For the first time, I evaluated the orthogonality of a previously engineered amber initiator tRNA in a genomically recoded strain. Additionally, I measured the impact of deploying the amber initiator tRNA on host cell fitness. Heterologous amber initiator tRNA expression resulted in a nearly 200-fold increase in reporter expression without apparent cellular fitness defects. Proteomic analysis revealed upregulated ribosome-associated, tRNA degradation, and amino acid biosynthetic proteins, with no evidence for off-target translation initiation. Taken together, I identified beneficial features of using the amber initiator to control gene expression while also revealing fundamental challenges to using engineered initiator tRNAs as the basis for orthogonal translation initiation systems. 

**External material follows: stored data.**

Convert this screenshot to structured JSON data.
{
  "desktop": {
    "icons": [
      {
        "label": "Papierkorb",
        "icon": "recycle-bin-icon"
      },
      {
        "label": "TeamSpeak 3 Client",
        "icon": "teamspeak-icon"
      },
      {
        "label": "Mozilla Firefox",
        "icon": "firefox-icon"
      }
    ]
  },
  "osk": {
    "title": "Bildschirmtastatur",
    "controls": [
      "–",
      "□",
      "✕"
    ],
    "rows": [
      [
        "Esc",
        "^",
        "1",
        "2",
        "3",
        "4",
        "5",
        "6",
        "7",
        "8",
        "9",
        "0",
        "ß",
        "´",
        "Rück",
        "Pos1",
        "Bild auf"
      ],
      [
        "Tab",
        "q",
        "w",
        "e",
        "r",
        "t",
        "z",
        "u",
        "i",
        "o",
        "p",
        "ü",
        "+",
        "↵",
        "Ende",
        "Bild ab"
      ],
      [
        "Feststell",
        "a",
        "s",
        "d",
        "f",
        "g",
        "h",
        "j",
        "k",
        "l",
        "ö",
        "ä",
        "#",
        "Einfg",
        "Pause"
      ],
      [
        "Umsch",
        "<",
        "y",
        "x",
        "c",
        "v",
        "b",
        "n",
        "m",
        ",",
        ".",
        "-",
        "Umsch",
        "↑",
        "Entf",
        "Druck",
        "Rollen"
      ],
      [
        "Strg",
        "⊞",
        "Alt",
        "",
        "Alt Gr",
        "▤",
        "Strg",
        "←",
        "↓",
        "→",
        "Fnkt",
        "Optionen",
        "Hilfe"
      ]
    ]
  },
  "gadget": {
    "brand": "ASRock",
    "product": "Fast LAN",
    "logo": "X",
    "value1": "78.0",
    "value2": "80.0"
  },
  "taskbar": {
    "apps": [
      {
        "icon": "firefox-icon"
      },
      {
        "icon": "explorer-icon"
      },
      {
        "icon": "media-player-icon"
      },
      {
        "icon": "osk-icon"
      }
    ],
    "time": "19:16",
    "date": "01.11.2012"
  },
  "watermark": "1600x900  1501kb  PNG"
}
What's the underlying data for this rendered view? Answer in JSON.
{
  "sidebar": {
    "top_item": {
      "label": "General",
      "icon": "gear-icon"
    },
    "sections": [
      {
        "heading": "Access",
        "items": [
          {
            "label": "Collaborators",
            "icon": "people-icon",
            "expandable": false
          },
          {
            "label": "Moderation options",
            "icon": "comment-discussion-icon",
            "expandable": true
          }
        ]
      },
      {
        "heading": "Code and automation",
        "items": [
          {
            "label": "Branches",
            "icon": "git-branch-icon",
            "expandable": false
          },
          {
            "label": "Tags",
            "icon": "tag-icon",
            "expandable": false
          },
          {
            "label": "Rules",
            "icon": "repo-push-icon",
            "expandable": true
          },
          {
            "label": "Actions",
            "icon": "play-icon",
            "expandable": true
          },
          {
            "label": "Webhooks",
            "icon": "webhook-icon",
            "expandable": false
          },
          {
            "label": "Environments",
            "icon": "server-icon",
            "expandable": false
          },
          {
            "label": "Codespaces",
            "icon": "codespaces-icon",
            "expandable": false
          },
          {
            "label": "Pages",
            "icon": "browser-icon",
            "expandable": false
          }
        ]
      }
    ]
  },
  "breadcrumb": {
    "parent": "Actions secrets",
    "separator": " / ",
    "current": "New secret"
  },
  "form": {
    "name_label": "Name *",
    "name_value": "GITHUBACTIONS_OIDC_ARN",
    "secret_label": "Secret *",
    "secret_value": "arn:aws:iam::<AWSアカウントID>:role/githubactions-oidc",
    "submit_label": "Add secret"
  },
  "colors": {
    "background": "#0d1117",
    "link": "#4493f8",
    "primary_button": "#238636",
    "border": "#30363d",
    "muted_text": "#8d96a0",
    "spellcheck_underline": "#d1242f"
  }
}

I repurposed the amber initiator tRNAs ability to precisely control protein synthesis as tool to probe the impact of reducing translation initiation rates of essential genes. To do so, I first determined the transportability of the amber initiator tRNA beyond genomically recoded organisms. I demonstrated that amber initiator tRNA functions equally in five generally regarded as safe (GRAS) E. coli laboratory strains with minimal fitness impairment. For the first time, I demonstrated that the amber initiator tRNA can simultaneously initiate protein synthesis from multiple gene start codons without compounded effects due to increased burden on the tRNA. Next, I recoded the canonical start codons of three essential bacteriophage ΦX174 genes to amber start codons to determine the biological impact of knocking down essential bacteriophage ΦX174 gene function. Comparing recoded phage fitness under the control of the amber initiator tRNA revealed potential synthetic lethal interactions associated with bacteriophage capsid assembly. 

Finally, I engineered a new initiator tRNA-synthetase pair as the foundation for an orthogonal translation initiation system. Using a bioinformatics-driven approach to identify candidate orthogonal initiator tRNA sequences, I found that Saccharomyces cerevisiae initiator tRNA harbours the ideal sequence motifs to initiate translation while lacking sequence motifs that E. coli aaRSs recognize. Complementing bioinformatics analysis with the existing knowledge of cognate S. cerevisiae methionyl-tRNA synthetase, I rationally designed an orthogonal initiator tRNA-aaRS pair based on the S. cerevisiae itRNA-MetRS pair. However, reporter assays to determine amber initiation activity confirmed that the base Sc-itRNA-ScMetRS with anticodon modifications is unable to initiate translation from an amber start codon in E. coli. To engineer a functional initiator tRNA-aaRS pair from a non-functional Sc-itRNA-ScMetRS in vivo, I employed structure-guided mutagenesis and high-throughput screening which recovered new orthogonal initiator tRNA-aaRS pairs for future expansion of the N-terminal genetic code.